The “concealed collection system” within the embassies utilises “sheds” or structures with fake windows. The document said: “Collection equipment on a building is concealed so as not to reveal SIGINT activity… antennas are sometimes hidden in false architectural features or roof maintenance sheds.”
German and US diplomatic relations have fallen to an unprecedented low since evidence emerged that the personal mobile of Mrs Merkel, who is known to conduct sensitive government business by phone and text message, was targeted by SCS. Intelligence officials from Germany are now in Washington negotiating an end to mass surveillance on German territory as well as a formal pact not to conduct spying operations on friendly nations. But any suggestion that Britain could also have intercepted the calls of German politicians or officials – even if only as part of a much wider sweep of the German capital – would prove damaging.
A separate leaked SCS document states that Stateroom and other facilities target mobile phones or wi-fi networks. The location of any equipment within the British embassy would make it unlikely that data from Mrs Merkel’s residence and offices would not have been collected.
The secret history: How Britain bugged the Soviets
Secret bugging operations similar to the British and American Berlin embassy operations have been making the news for more than 40 years.
In 1971, American news columnist Jack Anderson reported that NSA and GCHQ were successfully monitoring Soviet leaders’ radio links from Russian-made Zil limousines, producing streams of information about foreign policy and military intentions – but also revealing that the Soviet leaders “banter and bicker … and gossip”. “The leaders … complain about their ailments like old maids,” he wrote.

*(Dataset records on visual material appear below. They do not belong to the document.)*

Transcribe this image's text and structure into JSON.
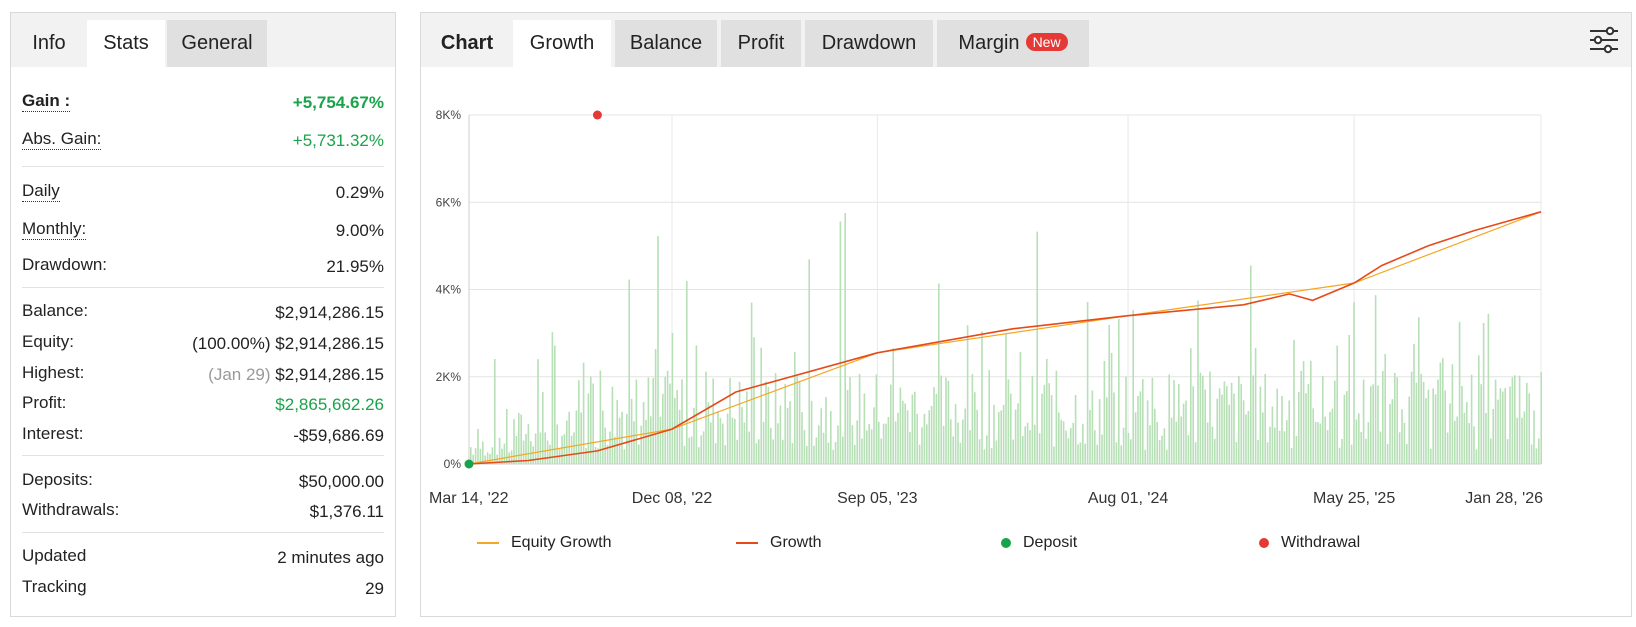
{
  "left_tabs": [
    "Info",
    "Stats",
    "General"
  ],
  "stats": {
    "gain": {
      "label": "Gain :",
      "value": "+5,754.67%"
    },
    "abs_gain": {
      "label": "Abs. Gain:",
      "value": "+5,731.32%"
    },
    "daily": {
      "label": "Daily",
      "value": "0.29%"
    },
    "monthly": {
      "label": "Monthly:",
      "value": "9.00%"
    },
    "drawdown": {
      "label": "Drawdown:",
      "value": "21.95%"
    },
    "balance": {
      "label": "Balance:",
      "value": "$2,914,286.15"
    },
    "equity": {
      "label": "Equity:",
      "prefix": "(100.00%)",
      "value": "$2,914,286.15"
    },
    "highest": {
      "label": "Highest:",
      "prefix": "(Jan 29)",
      "value": "$2,914,286.15"
    },
    "profit": {
      "label": "Profit:",
      "value": "$2,865,662.26"
    },
    "interest": {
      "label": "Interest:",
      "value": "-$59,686.69"
    },
    "deposits": {
      "label": "Deposits:",
      "value": "$50,000.00"
    },
    "withdrawals": {
      "label": "Withdrawals:",
      "value": "$1,376.11"
    },
    "updated": {
      "label": "Updated",
      "value": "2 minutes ago"
    },
    "tracking": {
      "label": "Tracking",
      "value": "29"
    }
  },
  "chart_tabs": {
    "chart": "Chart",
    "growth": "Growth",
    "balance": "Balance",
    "profit": "Profit",
    "drawdown": "Drawdown",
    "margin": "Margin",
    "margin_badge": "New"
  },
  "icons": {
    "settings": "sliders-icon"
  },
  "colors": {
    "gain_green": "#1aa34a",
    "growth_line": "#e64a19",
    "equity_line": "#f5a623",
    "deposit": "#16a34a",
    "withdrawal": "#e53935",
    "bars": "#b7e0b7"
  },
  "chart_data": {
    "type": "line",
    "x_tick_labels": [
      "Mar 14, '22",
      "Dec 08, '22",
      "Sep 05, '23",
      "Aug 01, '24",
      "May 25, '25",
      "Jan 28, '26"
    ],
    "y_tick_labels": [
      "0%",
      "2K%",
      "4K%",
      "6K%",
      "8K%"
    ],
    "ylim": [
      0,
      8000
    ],
    "grid": true,
    "legend_position": "bottom",
    "series": [
      {
        "name": "Growth",
        "x": [
          "Mar 14, '22",
          "Jun 2022",
          "Sep 2022",
          "Dec 08, '22",
          "Mar 2023",
          "Sep 05, '23",
          "Mar 2024",
          "Aug 01, '24",
          "Jan 2025",
          "Mar 2025",
          "Apr 2025",
          "May 25, '25",
          "Jul 2025",
          "Sep 2025",
          "Nov 2025",
          "Jan 28, '26"
        ],
        "values": [
          0,
          80,
          300,
          800,
          1650,
          2550,
          3100,
          3400,
          3650,
          3900,
          3750,
          4150,
          4550,
          5000,
          5350,
          5780
        ]
      },
      {
        "name": "Equity Growth",
        "x": [
          "Mar 14, '22",
          "Dec 08, '22",
          "Sep 05, '23",
          "Aug 01, '24",
          "May 25, '25",
          "Jan 28, '26"
        ],
        "values": [
          0,
          800,
          2550,
          3400,
          4150,
          5780
        ]
      }
    ],
    "events": [
      {
        "name": "Deposit",
        "x": "Mar 14, '22",
        "value": 0
      },
      {
        "name": "Withdrawal",
        "x": "Sep 2022",
        "value": 8000
      }
    ],
    "legend": [
      "Equity Growth",
      "Growth",
      "Deposit",
      "Withdrawal"
    ]
  }
}
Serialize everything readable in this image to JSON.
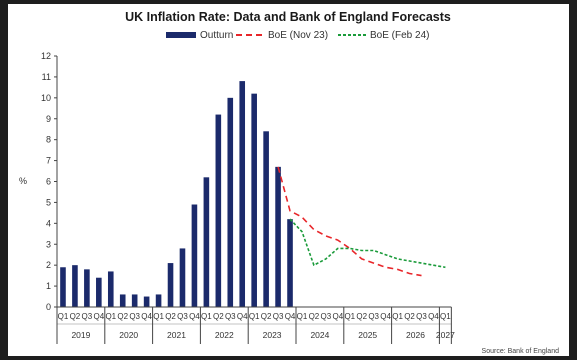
{
  "chart_data": {
    "type": "bar",
    "title": "UK Inflation Rate: Data and Bank of England Forecasts",
    "ylabel": "%",
    "ylim": [
      0,
      12
    ],
    "yticks": [
      0,
      1,
      2,
      3,
      4,
      5,
      6,
      7,
      8,
      9,
      10,
      11,
      12
    ],
    "grid": false,
    "legend_position": "top",
    "source": "Source: Bank of England",
    "years": [
      "2019",
      "2020",
      "2021",
      "2022",
      "2023",
      "2024",
      "2025",
      "2026",
      "2027"
    ],
    "quarter_labels": [
      "Q1",
      "Q2",
      "Q3",
      "Q4"
    ],
    "last_year_quarters": [
      "Q1"
    ],
    "outturn": {
      "name": "Outturn",
      "color": "#1b2a6b",
      "values": [
        1.9,
        2.0,
        1.8,
        1.4,
        1.7,
        0.6,
        0.6,
        0.5,
        0.6,
        2.1,
        2.8,
        4.9,
        6.2,
        9.2,
        10.0,
        10.8,
        10.2,
        8.4,
        6.7,
        4.2
      ]
    },
    "forecasts": [
      {
        "name": "BoE (Nov 23)",
        "color": "#e8262a",
        "dash": "dashed",
        "start_index": 18,
        "values": [
          6.7,
          4.6,
          4.3,
          3.7,
          3.4,
          3.2,
          2.8,
          2.3,
          2.1,
          1.9,
          1.8,
          1.6,
          1.5
        ]
      },
      {
        "name": "BoE (Feb 24)",
        "color": "#1a9b3a",
        "dash": "dotted",
        "start_index": 19,
        "values": [
          4.2,
          3.6,
          2.0,
          2.3,
          2.8,
          2.8,
          2.7,
          2.7,
          2.5,
          2.3,
          2.2,
          2.1,
          2.0,
          1.9
        ]
      }
    ]
  }
}
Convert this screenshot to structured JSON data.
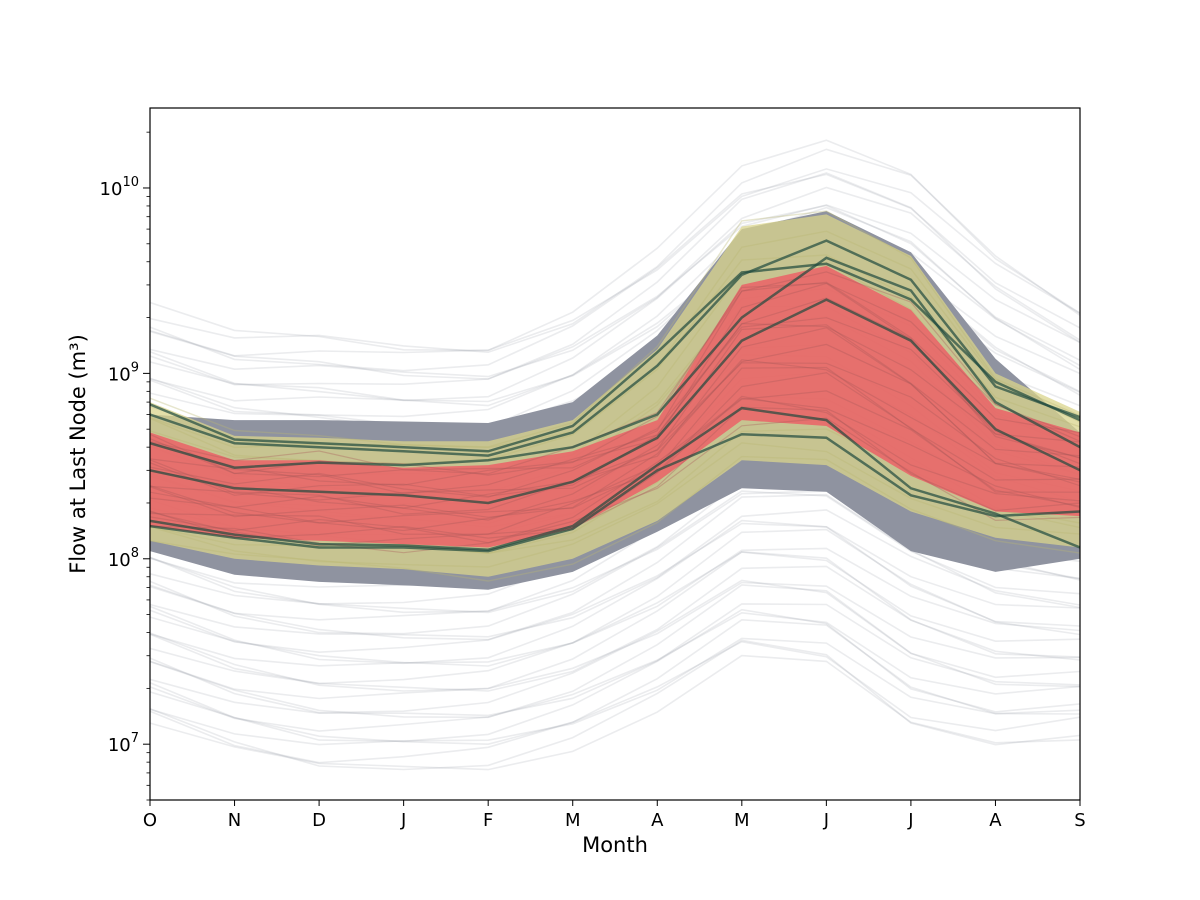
{
  "chart_data": {
    "type": "line",
    "title": "",
    "xlabel": "Month",
    "ylabel": "Flow at Last Node (m³)",
    "yscale": "log",
    "ylim": [
      5000000,
      27000000000
    ],
    "categories": [
      "O",
      "N",
      "D",
      "J",
      "F",
      "M",
      "A",
      "M",
      "J",
      "J",
      "A",
      "S"
    ],
    "y_ticks": [
      {
        "value": 10000000,
        "mantissa": "10",
        "exponent": "7"
      },
      {
        "value": 100000000,
        "mantissa": "10",
        "exponent": "8"
      },
      {
        "value": 1000000000,
        "mantissa": "10",
        "exponent": "9"
      },
      {
        "value": 10000000000,
        "mantissa": "10",
        "exponent": "10"
      }
    ],
    "grid": false,
    "colors": {
      "ensemble": "#8f93a0",
      "outer_band": "#d9d48c",
      "inner_band": "#e8686a",
      "dark_trace": "#1f4a3e"
    },
    "bands": [
      {
        "role": "ensemble-core",
        "color": "#8f93a0",
        "upper": [
          600000000,
          560000000,
          560000000,
          550000000,
          540000000,
          700000000,
          1600000000,
          6000000000,
          7500000000,
          4500000000,
          1200000000,
          480000000
        ],
        "lower": [
          110000000,
          82000000,
          75000000,
          72000000,
          68000000,
          85000000,
          140000000,
          240000000,
          230000000,
          110000000,
          85000000,
          100000000
        ]
      },
      {
        "role": "ensemble-spread",
        "color": "#8f93a0",
        "upper": [
          2200000000,
          1600000000,
          1600000000,
          1450000000,
          1450000000,
          2200000000,
          4500000000,
          12000000000,
          17000000000,
          12000000000,
          4500000000,
          2300000000
        ],
        "lower": [
          13000000,
          9000000,
          7200000,
          7300000,
          7600000,
          10000000,
          16000000,
          30000000,
          26000000,
          12000000,
          9800000,
          11000000
        ]
      },
      {
        "role": "outer-band",
        "color": "#d9d48c",
        "upper": [
          700000000,
          460000000,
          450000000,
          430000000,
          430000000,
          560000000,
          1350000000,
          6200000000,
          7200000000,
          4300000000,
          1000000000,
          620000000
        ],
        "lower": [
          125000000,
          100000000,
          92000000,
          88000000,
          80000000,
          100000000,
          160000000,
          340000000,
          320000000,
          180000000,
          130000000,
          115000000
        ]
      },
      {
        "role": "inner-band",
        "color": "#e8686a",
        "upper": [
          480000000,
          340000000,
          340000000,
          310000000,
          320000000,
          380000000,
          560000000,
          3000000000,
          3800000000,
          2200000000,
          650000000,
          480000000
        ],
        "lower": [
          150000000,
          130000000,
          125000000,
          120000000,
          115000000,
          145000000,
          260000000,
          560000000,
          520000000,
          280000000,
          180000000,
          170000000
        ]
      }
    ],
    "highlight_traces": [
      {
        "values": [
          680000000,
          440000000,
          420000000,
          400000000,
          380000000,
          520000000,
          1300000000,
          3500000000,
          3900000000,
          2500000000,
          900000000,
          560000000
        ]
      },
      {
        "values": [
          600000000,
          420000000,
          400000000,
          380000000,
          360000000,
          480000000,
          1100000000,
          3400000000,
          5200000000,
          3200000000,
          850000000,
          580000000
        ]
      },
      {
        "values": [
          150000000,
          130000000,
          115000000,
          115000000,
          110000000,
          145000000,
          300000000,
          470000000,
          450000000,
          220000000,
          170000000,
          180000000
        ]
      },
      {
        "values": [
          160000000,
          135000000,
          120000000,
          118000000,
          112000000,
          150000000,
          320000000,
          650000000,
          560000000,
          240000000,
          175000000,
          115000000
        ]
      },
      {
        "values": [
          420000000,
          310000000,
          330000000,
          320000000,
          340000000,
          400000000,
          600000000,
          2000000000,
          4200000000,
          2800000000,
          700000000,
          400000000
        ]
      },
      {
        "values": [
          300000000,
          240000000,
          230000000,
          220000000,
          200000000,
          260000000,
          450000000,
          1500000000,
          2500000000,
          1500000000,
          500000000,
          300000000
        ]
      }
    ]
  }
}
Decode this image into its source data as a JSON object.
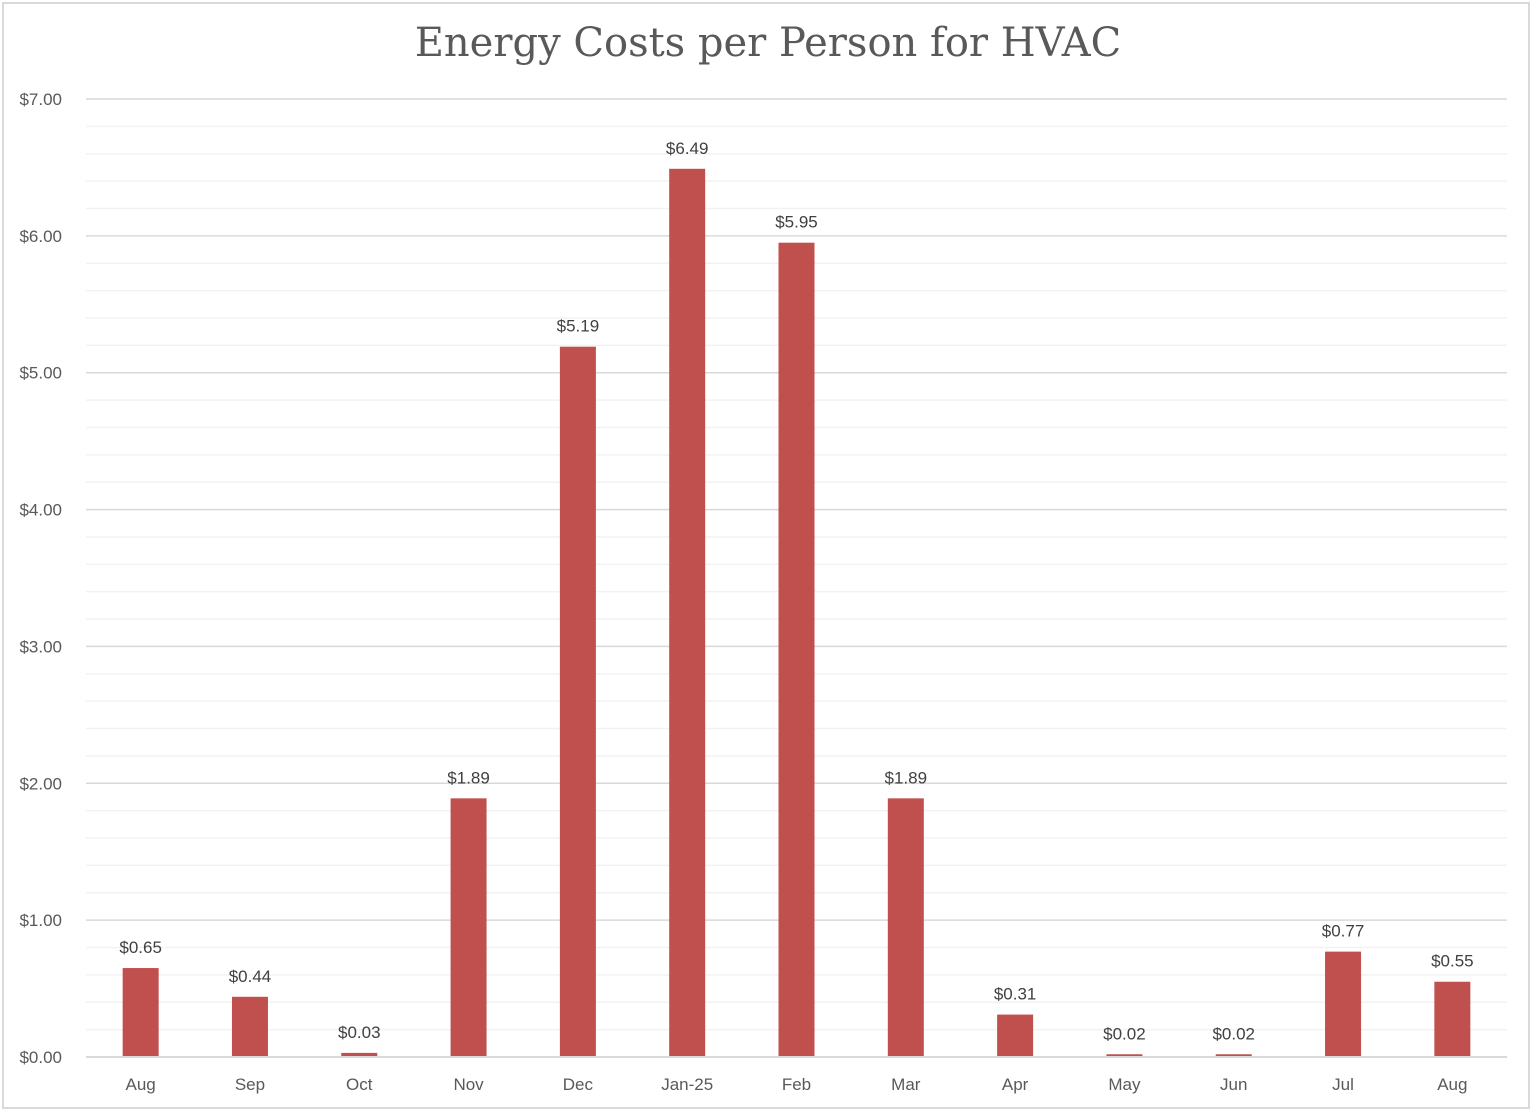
{
  "chart_data": {
    "type": "bar",
    "title": "Energy Costs per Person for HVAC",
    "xlabel": "",
    "ylabel": "",
    "categories": [
      "Aug",
      "Sep",
      "Oct",
      "Nov",
      "Dec",
      "Jan-25",
      "Feb",
      "Mar",
      "Apr",
      "May",
      "Jun",
      "Jul",
      "Aug"
    ],
    "values": [
      0.65,
      0.44,
      0.03,
      1.89,
      5.19,
      6.49,
      5.95,
      1.89,
      0.31,
      0.02,
      0.02,
      0.77,
      0.55
    ],
    "data_labels": [
      "$0.65",
      "$0.44",
      "$0.03",
      "$1.89",
      "$5.19",
      "$6.49",
      "$5.95",
      "$1.89",
      "$0.31",
      "$0.02",
      "$0.02",
      "$0.77",
      "$0.55"
    ],
    "ylim": [
      0,
      7
    ],
    "y_major_step": 1,
    "y_minor_step": 0.2,
    "y_tick_labels": [
      "$0.00",
      "$1.00",
      "$2.00",
      "$3.00",
      "$4.00",
      "$5.00",
      "$6.00",
      "$7.00"
    ],
    "grid": true,
    "legend": "none",
    "colors": {
      "bar": "#c0504d",
      "major_grid": "#d9d9d9",
      "minor_grid": "#f2f2f2",
      "text": "#595959"
    }
  }
}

As with the Snowden leaks, at the time the NSA claimed that the Anderson leak caused the Russians to shut down their use of limo phones.
This was not true – the Soviets just went on chattering. On 26 May 1972, according to released US documents, the embassy suites produced information that was vital to securing the East-West agreement not to use anti-missile missiles.
The Russians’ real response to the revelation was to blast both embassies with high intensity radio signals, in a failed attempt to jam the receiving equipment. The radio onslaught provoked concerns for the health and safety of both diplomats and spies.